Today's Daily Breeze features this article by Gene Maddaus about yesterday's hearing. It is featured below.
Los Angeles County elections officials came under fire Friday for voting problems that caused more than 12,000 presidential votes to go uncounted in the February primary.
At a hearing conducted by state legislators in Los Angeles, Sen. Jenny Oropeza, D-Redondo Beach, criticized former Registrar-Recorder Conny McCormack for not doing more to prevent the "double bubble" glitch that initially threatened to disenfranchise about 60,000 nonpartisan, or decline-to-state, voters.
McCormack, who retired in January, argued that her office was so consumed with the effort to recertify the InkaVote system as a whole that it did not review the nonpartisan ballot design. The ballot, which has been in place since 2002, required decline-to-state voters to mark an extra bubble to indicate whether they were voting for a Democrat or for an American Independent candidate.
McCormack argued that the ballots were designed to accommodate the complexity of California's primary system, in which parties can choose whether to allow unaffiliated voters to cast ballots in their elections.
"In hindsight, we can see 20/20," McCormack said. "We don't sit around thinking, `How many people can we disenfranchise today?' That's not what we do."
McCormack praised Acting Registrar-Recorder Dean Logan for taking steps to resolve the problem. But the audience - largely made up of election protection activists - greeted Logan with boos. Logan has been criticized for initially saying that it would be impossible to count any of the nonpartisan ballots in which voters had not filled in the second bubble.
Responding to a public outcry, Logan ultimately was able to count about 48,000 of those ballots. Sen. Hillary Clinton won those votes by a 51-42 percentage over Sen. Barack Obama, roughly equal to her victory margin statewide.
It was assumed that nonpartisan voters would more heavily favor Obama, and it was the Obama campaign that drew the most attention to the "double bubble" issue on election day. In response, the Clinton campaign accused the Obama campaign of cynicism and of trying to cast doubt on the outcome of the California primary.
The 48,000 nonpartisan ballots that were recently tabulated did not affect the allocation of delegates in the presidential primary.
Logan has said the "double bubble" design will not be used for the June 3 primary.

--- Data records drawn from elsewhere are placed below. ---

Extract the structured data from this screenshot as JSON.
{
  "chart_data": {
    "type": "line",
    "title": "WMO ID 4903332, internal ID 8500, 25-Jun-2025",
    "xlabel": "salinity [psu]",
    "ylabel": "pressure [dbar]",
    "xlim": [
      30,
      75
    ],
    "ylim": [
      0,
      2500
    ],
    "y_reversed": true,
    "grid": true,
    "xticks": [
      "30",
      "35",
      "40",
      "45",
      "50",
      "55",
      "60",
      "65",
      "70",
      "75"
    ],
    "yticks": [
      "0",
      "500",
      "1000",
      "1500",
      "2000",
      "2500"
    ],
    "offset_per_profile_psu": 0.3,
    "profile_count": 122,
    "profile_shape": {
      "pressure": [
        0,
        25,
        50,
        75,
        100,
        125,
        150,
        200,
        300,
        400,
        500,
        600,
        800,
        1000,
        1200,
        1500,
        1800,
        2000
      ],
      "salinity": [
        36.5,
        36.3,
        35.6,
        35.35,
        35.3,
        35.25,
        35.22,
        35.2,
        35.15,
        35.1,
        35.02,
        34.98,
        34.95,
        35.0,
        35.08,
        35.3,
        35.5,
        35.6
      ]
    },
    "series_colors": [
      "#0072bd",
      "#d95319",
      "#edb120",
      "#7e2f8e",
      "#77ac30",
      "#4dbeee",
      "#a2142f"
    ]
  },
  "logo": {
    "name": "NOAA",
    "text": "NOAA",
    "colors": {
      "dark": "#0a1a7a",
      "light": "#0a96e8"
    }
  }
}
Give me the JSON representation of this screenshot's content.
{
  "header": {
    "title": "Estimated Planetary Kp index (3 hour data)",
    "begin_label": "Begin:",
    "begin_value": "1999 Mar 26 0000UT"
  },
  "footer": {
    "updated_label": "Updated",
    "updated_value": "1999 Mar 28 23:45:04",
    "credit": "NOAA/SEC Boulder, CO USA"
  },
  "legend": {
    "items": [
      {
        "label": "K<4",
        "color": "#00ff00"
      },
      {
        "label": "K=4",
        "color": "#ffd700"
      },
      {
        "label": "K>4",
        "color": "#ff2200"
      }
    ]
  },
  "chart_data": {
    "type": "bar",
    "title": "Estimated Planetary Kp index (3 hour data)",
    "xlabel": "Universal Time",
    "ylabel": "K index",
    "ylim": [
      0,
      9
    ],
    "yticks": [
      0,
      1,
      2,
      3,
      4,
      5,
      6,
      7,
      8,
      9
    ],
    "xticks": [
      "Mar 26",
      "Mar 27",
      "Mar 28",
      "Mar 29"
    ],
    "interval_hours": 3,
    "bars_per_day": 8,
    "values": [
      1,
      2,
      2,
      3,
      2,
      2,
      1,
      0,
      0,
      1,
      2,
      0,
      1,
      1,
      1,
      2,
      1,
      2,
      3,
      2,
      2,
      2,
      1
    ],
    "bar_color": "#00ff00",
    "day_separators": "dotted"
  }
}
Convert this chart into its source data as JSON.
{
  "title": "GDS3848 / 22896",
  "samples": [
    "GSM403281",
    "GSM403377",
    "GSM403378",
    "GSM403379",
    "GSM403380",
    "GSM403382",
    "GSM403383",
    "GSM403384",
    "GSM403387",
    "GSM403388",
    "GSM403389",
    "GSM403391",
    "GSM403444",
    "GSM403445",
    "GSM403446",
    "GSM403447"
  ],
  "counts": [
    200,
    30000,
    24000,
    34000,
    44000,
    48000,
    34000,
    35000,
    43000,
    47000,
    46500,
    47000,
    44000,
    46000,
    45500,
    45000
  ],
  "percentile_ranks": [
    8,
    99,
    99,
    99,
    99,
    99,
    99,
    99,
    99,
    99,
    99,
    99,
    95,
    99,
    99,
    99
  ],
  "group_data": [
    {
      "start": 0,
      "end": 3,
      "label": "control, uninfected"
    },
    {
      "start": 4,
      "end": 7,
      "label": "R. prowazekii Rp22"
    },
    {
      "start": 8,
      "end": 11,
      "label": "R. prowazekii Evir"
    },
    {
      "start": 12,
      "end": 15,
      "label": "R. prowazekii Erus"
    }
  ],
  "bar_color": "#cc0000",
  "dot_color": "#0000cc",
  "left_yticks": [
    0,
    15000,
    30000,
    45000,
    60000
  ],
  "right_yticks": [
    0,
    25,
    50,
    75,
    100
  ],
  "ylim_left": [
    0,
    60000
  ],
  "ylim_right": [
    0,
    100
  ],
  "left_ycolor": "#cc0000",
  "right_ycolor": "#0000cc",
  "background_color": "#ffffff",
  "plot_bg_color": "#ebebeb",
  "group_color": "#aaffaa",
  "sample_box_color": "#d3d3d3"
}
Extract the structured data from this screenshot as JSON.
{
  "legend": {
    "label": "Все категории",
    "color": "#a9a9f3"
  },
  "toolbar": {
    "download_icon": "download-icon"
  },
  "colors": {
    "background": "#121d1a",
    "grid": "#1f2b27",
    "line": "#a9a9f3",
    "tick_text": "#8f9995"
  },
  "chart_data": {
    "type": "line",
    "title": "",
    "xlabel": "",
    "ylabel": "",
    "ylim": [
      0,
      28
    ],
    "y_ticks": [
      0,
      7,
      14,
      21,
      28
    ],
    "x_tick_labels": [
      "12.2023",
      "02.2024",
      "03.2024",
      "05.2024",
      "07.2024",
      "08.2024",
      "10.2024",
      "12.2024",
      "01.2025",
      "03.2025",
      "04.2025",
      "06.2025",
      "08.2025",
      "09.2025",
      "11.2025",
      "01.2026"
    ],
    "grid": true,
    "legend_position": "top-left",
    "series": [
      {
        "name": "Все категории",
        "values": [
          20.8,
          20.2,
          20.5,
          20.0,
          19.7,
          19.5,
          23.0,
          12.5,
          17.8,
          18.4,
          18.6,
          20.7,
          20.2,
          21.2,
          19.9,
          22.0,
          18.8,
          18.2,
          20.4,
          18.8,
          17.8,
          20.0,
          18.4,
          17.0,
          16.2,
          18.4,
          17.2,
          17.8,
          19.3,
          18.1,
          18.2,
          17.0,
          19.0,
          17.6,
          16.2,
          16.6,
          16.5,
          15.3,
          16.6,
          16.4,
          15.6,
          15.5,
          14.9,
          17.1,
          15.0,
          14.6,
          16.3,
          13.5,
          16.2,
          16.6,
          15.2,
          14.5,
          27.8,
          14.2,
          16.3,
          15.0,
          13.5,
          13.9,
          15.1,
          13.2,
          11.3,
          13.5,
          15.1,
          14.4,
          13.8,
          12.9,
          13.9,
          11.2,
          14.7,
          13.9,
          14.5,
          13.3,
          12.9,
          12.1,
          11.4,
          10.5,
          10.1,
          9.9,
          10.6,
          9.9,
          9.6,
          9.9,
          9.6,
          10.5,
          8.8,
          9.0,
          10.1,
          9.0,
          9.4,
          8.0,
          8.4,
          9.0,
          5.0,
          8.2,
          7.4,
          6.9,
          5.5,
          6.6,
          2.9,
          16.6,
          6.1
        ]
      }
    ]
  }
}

Election specialists have urged the county to dispense with the InkaVote system in favor of a system in which the candidates' names would appear on the actual ballots, as is done in every other county in the state. That would allow voters to be sure they had voted for the correct person.
Oropeza, who chairs the Senate Select Committee on Integrity of Elections, said she planned to draft legislation to improve poll worker training, ballot instructions and communication between the Secretary of State's Office and the county registrars.
She also criticized the culture of the Los Angeles County Registrar-Recorder's Office, saying it had shown a tendency to be "rigid in one's point of view, and to not listen when there's going to be a problem."
Oropeza said she would also urge other legislators from Los Angeles County to get together to advocate that the InkaVote system be scrapped.